Here’s something else to consider. Our dissatisfaction itself can be sinful because what we’re saying is that we are not content with where God has placed us and what he has given us. That’s a harsh truth.

The antidote to this is gratitude. What has he given us? We must practice our powers of observation and thankfulness.

If we are in a situation that is making us unhappy, one of two things needs to occur – we need to change our situation, or change our attitude. In either case, the object of the change needs to not be us, but Christ. Is this holiday so I can focus on a fleeting “best life” moment? Or so I can take time with my family, who are my first ministry? Am I looking for a new job because I want power and prestige? Or because a higher salary would allow me to give more to my church, or allow my family members to volunteer more, or have a greater platform to witness to others? Remember, Proverbs 16:2 says “All the ways of a man are clean in his own sight, but the Lord weighs motives.” Our motivations, our choices, are the proof of where our heart is.

Some of us are in a situation that is extremely difficult to feel content in. Some of us suffer in sickness. Some are burdened. Some are heavy of spirit. Some are strangled in poverty. Some are put upon by others, pressured and oppressed. For some, a “best life” seems like an impossible dream.

For those people, know that nobody is living their best life. Even on their best days there is dog poo to clean up.

Take a look also, for encouragement, at my blog on finding peace (you can read it here). This gives us hope and certainty that there will be a best day.
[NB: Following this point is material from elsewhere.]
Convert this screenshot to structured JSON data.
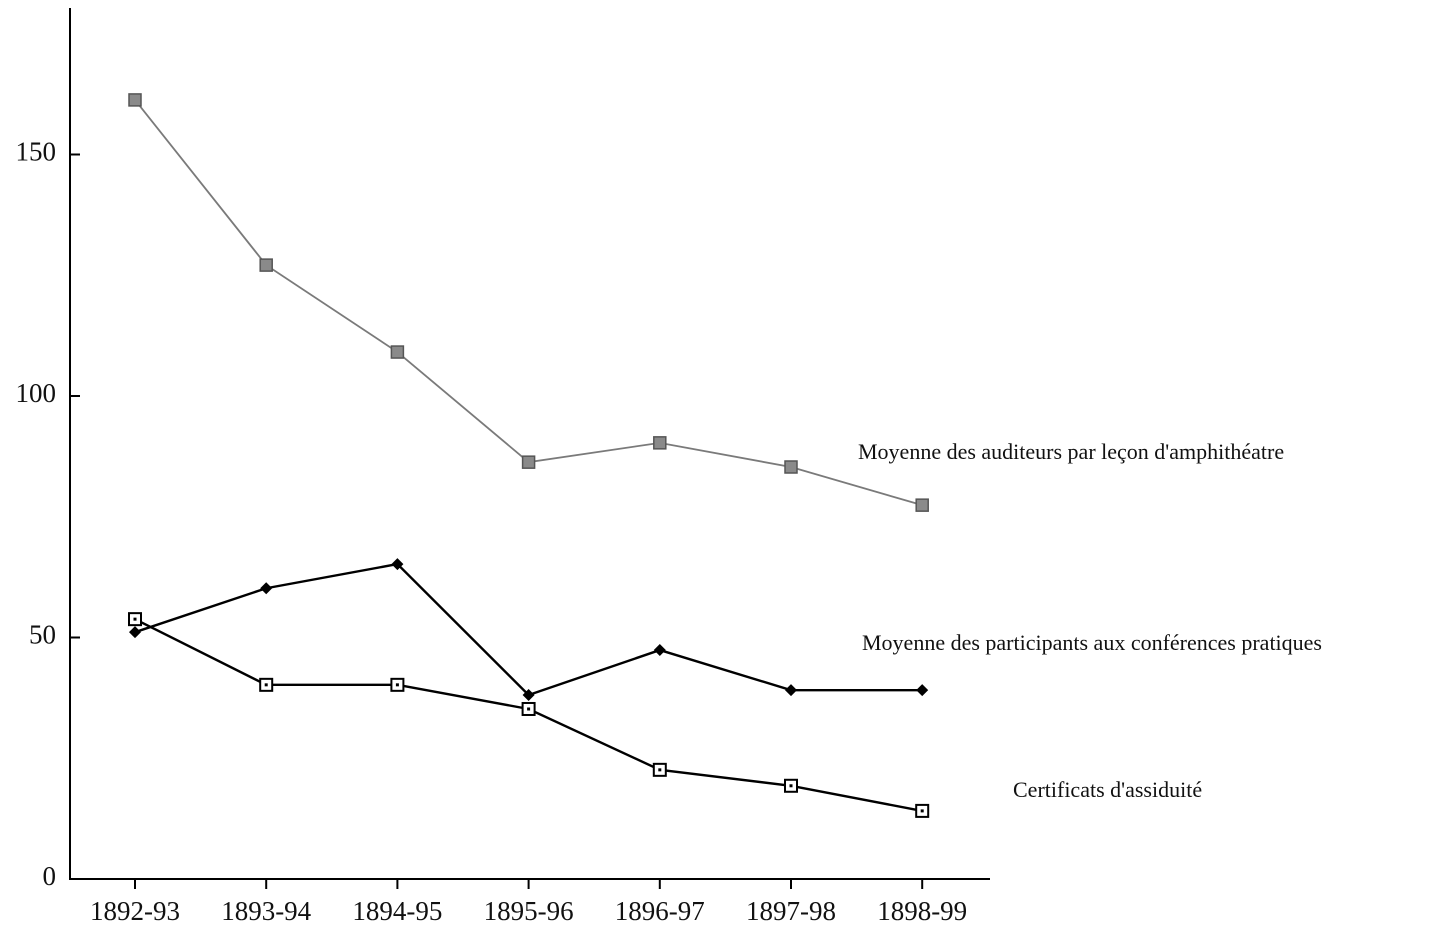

There will be an unending best life, with him.

Until then, we must strive to be satisfied – but satisfied in the right thing and for the right reasons. We must rise above our circumstances knowing there is something greater, just as Paul did when in prison:

I know what it is to be in need, and I know what it is to have plenty. I have learned the secret of being content in any and every situation, whether well fed or hungry, whether living in plenty or in want.” (Philippians 4:12)

Paul achieved this the way we can achieve it. By taking his strength from Christ. But just because Paul said it, doesn’t mean it was easy for him. He was human just like us. He had a shady past and he was kind of a jerk sometimes. But he learned what he needed to learn through his faith in Christ alone. Paul was living his best life, even in poverty and persecution and personal attack and imprisonments. Because he persevered in his faith and growth and obedience.

We too must constantly seek to grow and to guard our hearts, even among the difficulties and the dog poo.